Very slowly but surely, alternative fuels are making their way into the school bus industry, even as diesel engine improvements tied to EPA Clean Air regulations have caught up in terms of lower emissions, even besting natural gas in lower particulate matter . Some see natural gas merely as a bridge to electric vehicles, the latter simply being price prohibitive. School bus operators aren’t interested in technology that won’t be affordable for another 20 or 30 years but in the best alternative available today or even 5 years down the road. Talk to the people at Blue Bird, and you hear comments that indicate that natural gas and, specifically propane, is the fuel of the future now. And see recent developments at Collins Bus, the nation’s largest producer of small school buses.

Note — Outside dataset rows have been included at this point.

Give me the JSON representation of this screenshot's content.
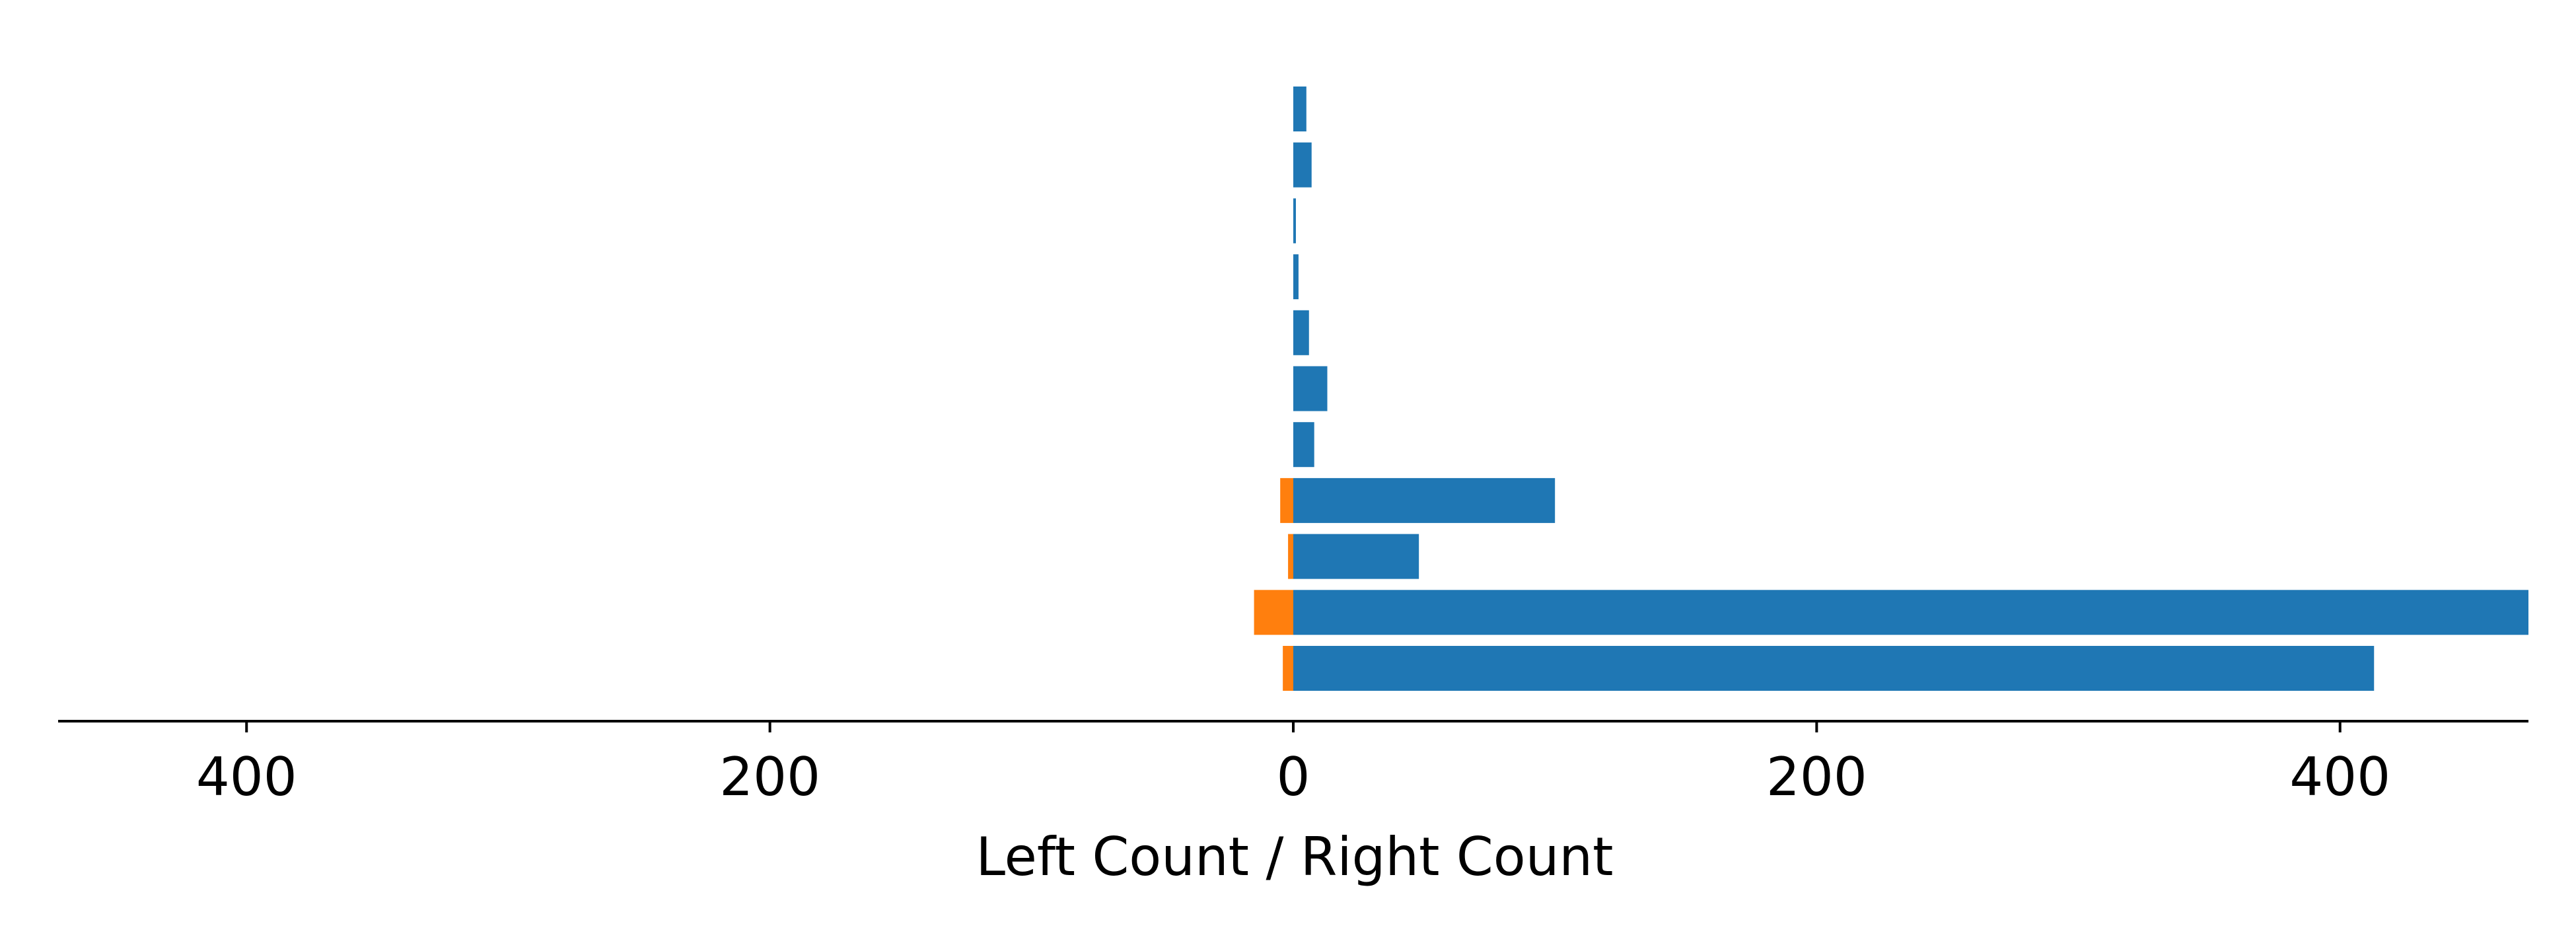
{
  "chart_data": {
    "type": "bar",
    "orientation": "horizontal",
    "layout": "diverging",
    "xlabel": "Left Count / Right Count",
    "ylabel": "",
    "title": "",
    "x_tick_labels": [
      "400",
      "200",
      "0",
      "200",
      "400"
    ],
    "x_tick_values": [
      -400,
      -200,
      0,
      200,
      400
    ],
    "xlim": [
      -472,
      472
    ],
    "grid": false,
    "series": [
      {
        "color": "#1f77b4",
        "side": "right",
        "values": [
          413,
          472,
          48,
          100,
          8,
          13,
          6,
          2,
          1,
          7,
          5
        ]
      },
      {
        "color": "#ff7f0e",
        "side": "left",
        "values": [
          4,
          15,
          2,
          5,
          0,
          0,
          0,
          0,
          0,
          0,
          0
        ]
      }
    ]
  }
}
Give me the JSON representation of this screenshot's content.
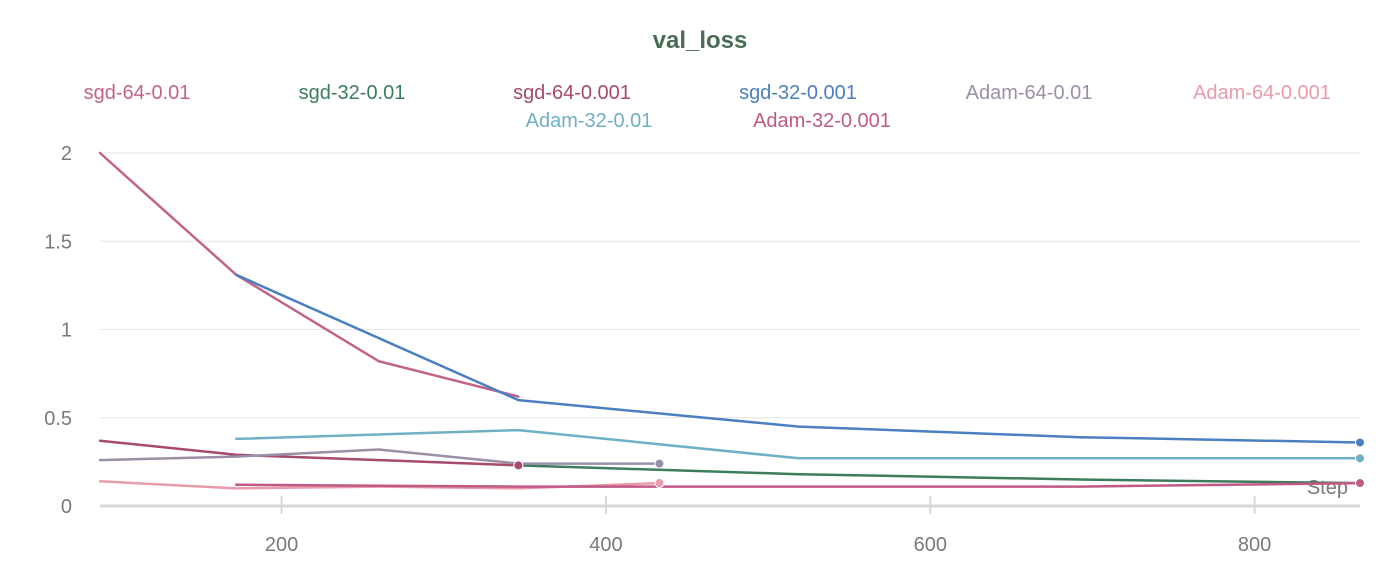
{
  "chart_data": {
    "type": "line",
    "title": "val_loss",
    "xlabel": "Step",
    "ylabel": "",
    "xlim": [
      88,
      865
    ],
    "ylim": [
      0,
      2
    ],
    "xticks": [
      200,
      400,
      600,
      800
    ],
    "yticks": [
      0,
      0.5,
      1,
      1.5,
      2
    ],
    "grid": true,
    "legend_placement": "top",
    "colors": {
      "title": "#4a6e55",
      "grid": "#e6e6e6",
      "axis": "#d9d9d9",
      "tick_label": "#7a7a7a"
    },
    "series": [
      {
        "name": "sgd-64-0.01",
        "color": "#c2648a",
        "marker_end": false,
        "points": [
          [
            88,
            2.0
          ],
          [
            172,
            1.31
          ],
          [
            260,
            0.82
          ],
          [
            346,
            0.62
          ]
        ]
      },
      {
        "name": "sgd-32-0.01",
        "color": "#3d7d5c",
        "marker_end": false,
        "points": [
          [
            346,
            0.23
          ],
          [
            519,
            0.18
          ],
          [
            692,
            0.15
          ],
          [
            865,
            0.13
          ]
        ]
      },
      {
        "name": "sgd-64-0.001",
        "color": "#a64a6e",
        "marker_end": true,
        "points": [
          [
            88,
            0.37
          ],
          [
            172,
            0.29
          ],
          [
            260,
            0.26
          ],
          [
            346,
            0.23
          ]
        ]
      },
      {
        "name": "sgd-32-0.001",
        "color": "#4a7fc1",
        "marker_end": true,
        "points": [
          [
            172,
            1.31
          ],
          [
            346,
            0.6
          ],
          [
            519,
            0.45
          ],
          [
            692,
            0.39
          ],
          [
            865,
            0.36
          ]
        ]
      },
      {
        "name": "Adam-64-0.01",
        "color": "#9b8fa8",
        "marker_end": true,
        "points": [
          [
            88,
            0.26
          ],
          [
            172,
            0.28
          ],
          [
            260,
            0.32
          ],
          [
            346,
            0.24
          ],
          [
            433,
            0.24
          ]
        ]
      },
      {
        "name": "Adam-64-0.001",
        "color": "#e89bab",
        "marker_end": true,
        "points": [
          [
            88,
            0.14
          ],
          [
            172,
            0.1
          ],
          [
            260,
            0.11
          ],
          [
            346,
            0.1
          ],
          [
            433,
            0.13
          ]
        ]
      },
      {
        "name": "Adam-32-0.01",
        "color": "#6fb0c4",
        "marker_end": true,
        "points": [
          [
            172,
            0.38
          ],
          [
            346,
            0.43
          ],
          [
            519,
            0.27
          ],
          [
            692,
            0.27
          ],
          [
            865,
            0.27
          ]
        ]
      },
      {
        "name": "Adam-32-0.001",
        "color": "#c05a85",
        "marker_end": true,
        "points": [
          [
            172,
            0.12
          ],
          [
            346,
            0.11
          ],
          [
            519,
            0.11
          ],
          [
            692,
            0.11
          ],
          [
            865,
            0.13
          ]
        ]
      }
    ]
  }
}
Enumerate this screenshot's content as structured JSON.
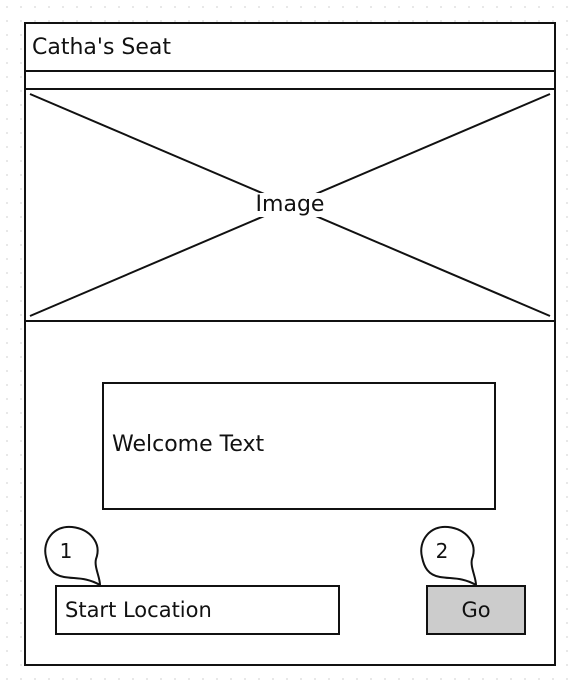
{
  "window": {
    "title": "Catha's Seat"
  },
  "hero": {
    "image_label": "Image",
    "icon": "image-placeholder-icon"
  },
  "welcome": {
    "text": "Welcome Text"
  },
  "form": {
    "start_location_placeholder": "Start Location",
    "go_label": "Go"
  },
  "callouts": [
    {
      "number": "1"
    },
    {
      "number": "2"
    }
  ],
  "colors": {
    "stroke": "#111111",
    "button_fill": "#cccccc",
    "background": "#ffffff"
  }
}
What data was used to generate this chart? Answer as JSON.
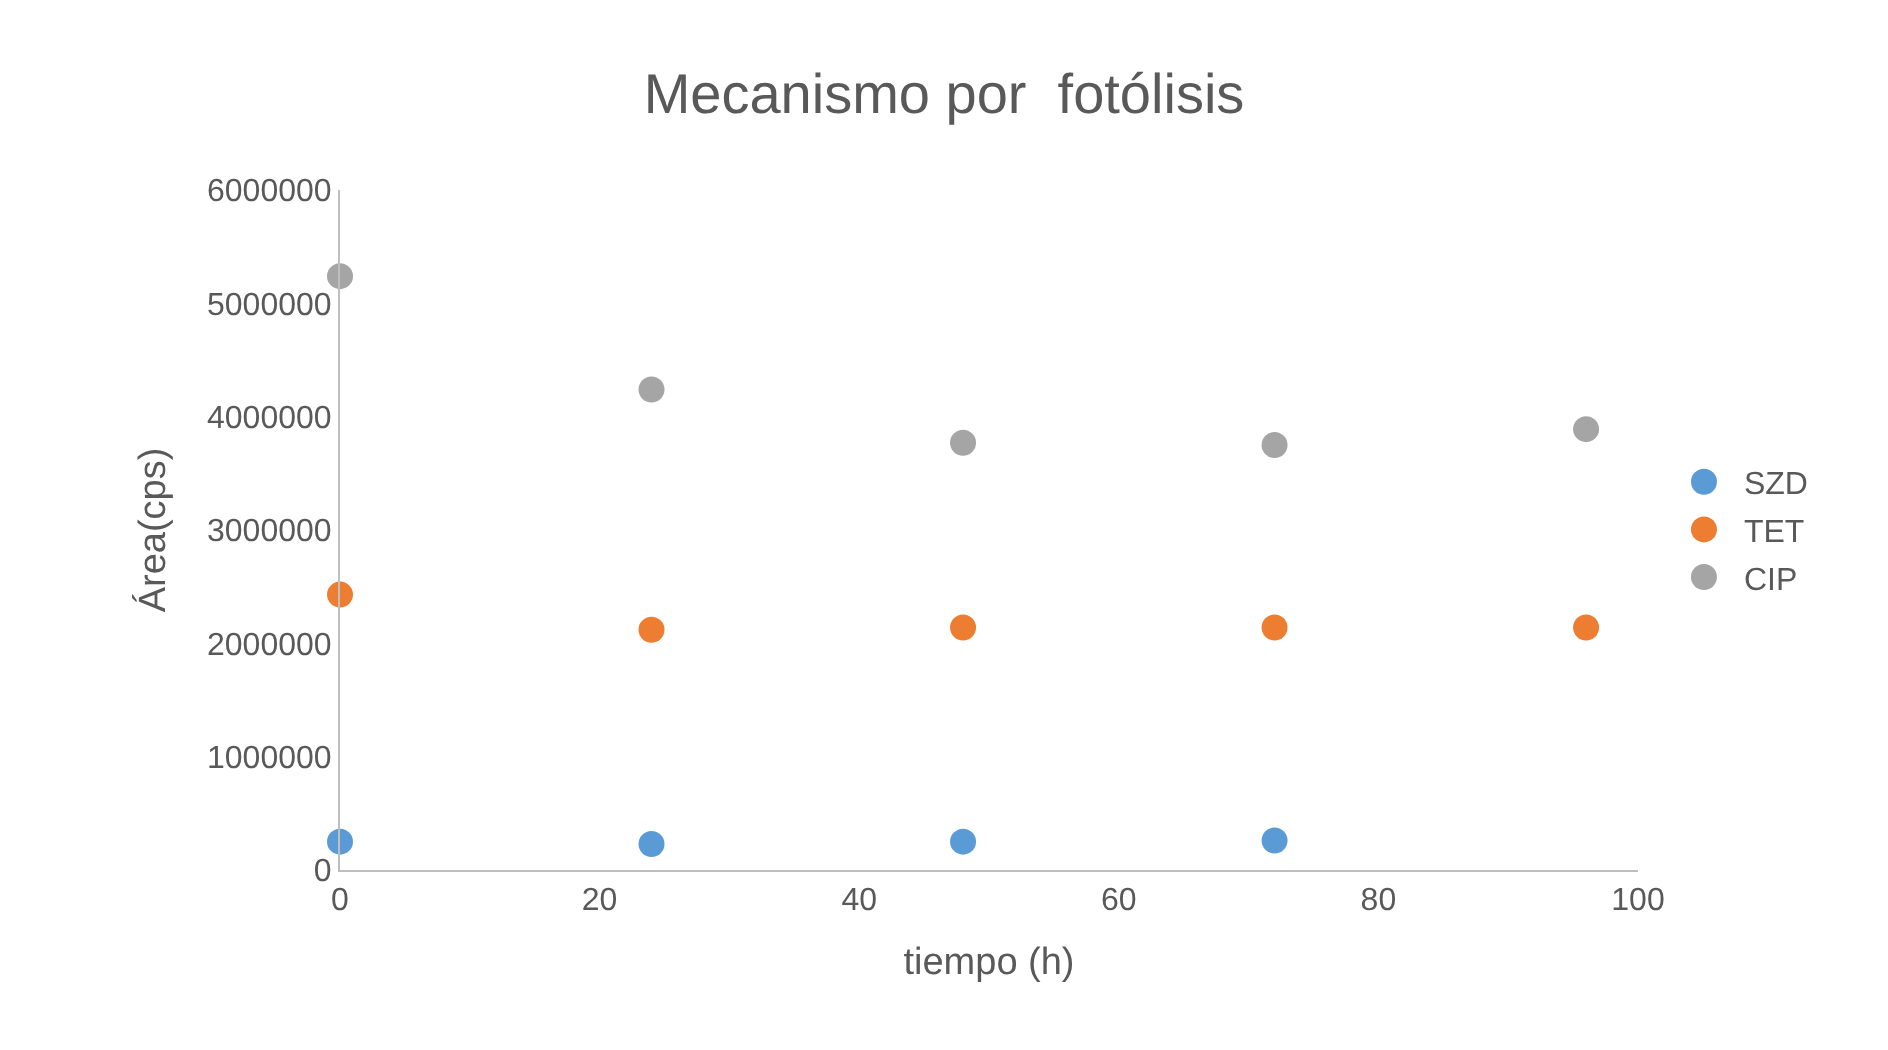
{
  "chart_data": {
    "type": "scatter",
    "title": "Mecanismo por  fotólisis",
    "xlabel": "tiempo (h)",
    "ylabel": "Área(cps)",
    "x": [
      0,
      24,
      48,
      72,
      96
    ],
    "series": [
      {
        "name": "SZD",
        "color": "#5b9bd5",
        "x": [
          0,
          24,
          48,
          72
        ],
        "values": [
          250000,
          230000,
          250000,
          260000
        ]
      },
      {
        "name": "TET",
        "color": "#ed7d31",
        "values": [
          2430000,
          2120000,
          2140000,
          2140000,
          2140000
        ]
      },
      {
        "name": "CIP",
        "color": "#a5a5a5",
        "values": [
          5240000,
          4240000,
          3770000,
          3750000,
          3890000
        ]
      }
    ],
    "xlim": [
      0,
      100
    ],
    "xticks": [
      0,
      20,
      40,
      60,
      80,
      100
    ],
    "ylim": [
      0,
      6000000
    ],
    "yticks": [
      0,
      1000000,
      2000000,
      3000000,
      4000000,
      5000000,
      6000000
    ],
    "grid": false,
    "legend": "right",
    "marker": "circle"
  }
}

While advanced lithium battery technology is still being tossed about, the experts say there is about 90 years worth of natural gas shale in the United States, and as result there has been an uptick of late in promoting natural gas as a leading alternative fuel option for transportation. Look no further than the federal tax incentives, like a 50-cent per gallon rebate on propane. And, even with natural gas prices forecasted to jump from it’s current $3 per gallon cost to the neighborhood of $8 a gallon once this recessionary choke hold loosens, that’s only an increase from about a 37-cent equivalent of per gallon diesel to a $1 per gallon equivalent.

Demand for natural gas certainly appears to be on the rise.